If there are any more comments or interesting insights, it would be great to hear them.
We have stickers that give ticks for both effort and attainment, then we give a www comment and ebi. The most important part though in my opinion is giving it back (preferably without grade to begin with) allowing them to digest your comment and then offering their response. Try to read Hattie on the subject and look up DIRT time for more in this. I spend a lot of time at school leading on this so if you want more pm me! Hope this helps, Hetty.
Charlotte there's SO much work out there anout this - google J Hattie or Dylan William (no 's') or ANY edu. Masters work. AFL and marking is practically all anyone's talked about at our school for about 5 years now!
I teach English. In Years 7 and 8 I tick accurate work and write comments during the work and at the end where I say what has been done well and advise how to improve. I also correct all spelling and punctuation. If a punctuation or grammar error is persistent I write something about it at the end too to explain how to correct this in future. Students have to copy out spellings correctly and also tick any grammar feedback to show they've read and understood it. They are also encouraged to write a response to feedback.
About every 2 weeks we'll do a form of self or peer assessment or both which are very specific e.g. pick out the phrase that creates tension most effectively.
About every 3 weeks they do a reading or writing assessment for which I give them an NC level.
In Years 9, 10 and 11 I mark similarly except all pieces of writing are graded (not notes/worksheets/quizzes) with A, B, C etc. according to the relevant GCSE mark scheme.
Also I will create a ppt of say the 10 most frequent errors made by the whole group then their work is marked with numbers from 1 to 10, in class I show the ppt and they have to copy down what the numbers they've got mean.
little or no peer assessment at this stage as no space in the timetable
AS and A2 marking is very personal depending on the task and the student's effort and potential as well as their target grade. Past papers I give the marks for each section explaining what they're for (i tick each markworthy part of the answer) and why they haven't earned other marks and suggest how to improve. Often these students email work to me and email back the feedback. If the piece of work is an essay or exam. question I will invariably go through feedback with them verbally at some point too.
I always mark in red.
Something that has changed since we were kids (and which drives me nuts) is that they have switched around the colours. When we were kids, red was negative, green was positive. Nowadays we have 'tickled pink' and 'green for growth'. I get a shock when I see my dc's work, they OTOH are delighted.
But in 2ry they mostly don't bother. Some teachers change colour for different aspects of marking.

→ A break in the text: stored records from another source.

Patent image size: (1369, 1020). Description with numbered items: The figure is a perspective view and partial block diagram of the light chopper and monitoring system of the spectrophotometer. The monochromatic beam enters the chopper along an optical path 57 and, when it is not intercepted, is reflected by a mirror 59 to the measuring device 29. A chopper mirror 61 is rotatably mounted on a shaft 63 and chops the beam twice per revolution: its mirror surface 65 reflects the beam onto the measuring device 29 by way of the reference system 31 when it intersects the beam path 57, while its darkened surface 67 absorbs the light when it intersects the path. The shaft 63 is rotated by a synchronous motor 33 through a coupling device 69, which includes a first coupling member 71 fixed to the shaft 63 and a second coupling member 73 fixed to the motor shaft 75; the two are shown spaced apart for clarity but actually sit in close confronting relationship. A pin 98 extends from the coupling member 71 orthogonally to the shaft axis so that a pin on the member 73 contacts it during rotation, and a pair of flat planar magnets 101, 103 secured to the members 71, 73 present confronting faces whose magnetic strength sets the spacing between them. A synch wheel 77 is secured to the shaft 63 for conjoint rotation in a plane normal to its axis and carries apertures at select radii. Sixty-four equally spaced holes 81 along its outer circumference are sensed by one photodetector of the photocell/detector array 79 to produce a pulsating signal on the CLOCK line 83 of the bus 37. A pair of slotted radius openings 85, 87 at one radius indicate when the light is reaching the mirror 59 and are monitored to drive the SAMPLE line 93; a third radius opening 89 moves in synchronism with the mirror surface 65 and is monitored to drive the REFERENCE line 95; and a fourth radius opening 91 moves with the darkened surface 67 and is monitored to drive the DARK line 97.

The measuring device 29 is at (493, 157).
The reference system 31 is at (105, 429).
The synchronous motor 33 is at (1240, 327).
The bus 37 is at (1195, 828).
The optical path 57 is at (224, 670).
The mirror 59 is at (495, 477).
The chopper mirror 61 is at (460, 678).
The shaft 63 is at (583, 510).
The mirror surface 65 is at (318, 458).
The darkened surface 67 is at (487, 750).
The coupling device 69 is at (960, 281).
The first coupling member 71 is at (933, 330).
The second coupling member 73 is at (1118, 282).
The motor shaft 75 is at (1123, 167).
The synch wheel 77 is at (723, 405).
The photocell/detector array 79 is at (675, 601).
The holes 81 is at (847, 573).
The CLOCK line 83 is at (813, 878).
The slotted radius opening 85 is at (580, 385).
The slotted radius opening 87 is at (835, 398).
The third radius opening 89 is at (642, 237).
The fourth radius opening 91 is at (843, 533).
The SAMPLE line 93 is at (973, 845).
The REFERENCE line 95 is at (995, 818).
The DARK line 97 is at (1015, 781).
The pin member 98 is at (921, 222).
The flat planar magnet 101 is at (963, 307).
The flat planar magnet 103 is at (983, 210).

It doesn't seem to make much difference to my dc.
There's supposed to be an ongoing dialogue in marking. We are supposed to write helpful comments to improve and the kids are supposed to respond to our comments with their own comment, action any corrections etc.
We mark in red, they respond in green.
My last secondary post was teachi9ng GCSE and AS/A2, in a humanities subject, and I was given free rein in marking. I loved it. I marked depending on task set, and set specific exam questions, and marked accordingly for those ( I am actually an examiner as well). Otherwise, I responded as was needed. Sometimes my notes were longer than the essay. Other times, not so much. I used marking ladders a lot, and often gave out the mark schemes alongside the returned work.
I am now primary and it's SO different.
Next Steps all the time, SPaG, every time, and peer marking at least 4 times a week for every topic, with www / ebi. If anything, it's over-marking, to my mind.
I think it must come as a severe shock for students to go from Year 6, where only so many words are picked out in error, only so many faults, and every marking has at least one NS, to secondary, where it's a whole new ballgame.
Thank you so much everyone. Really helpful and thank you knitknack for the references which are particularly interesting.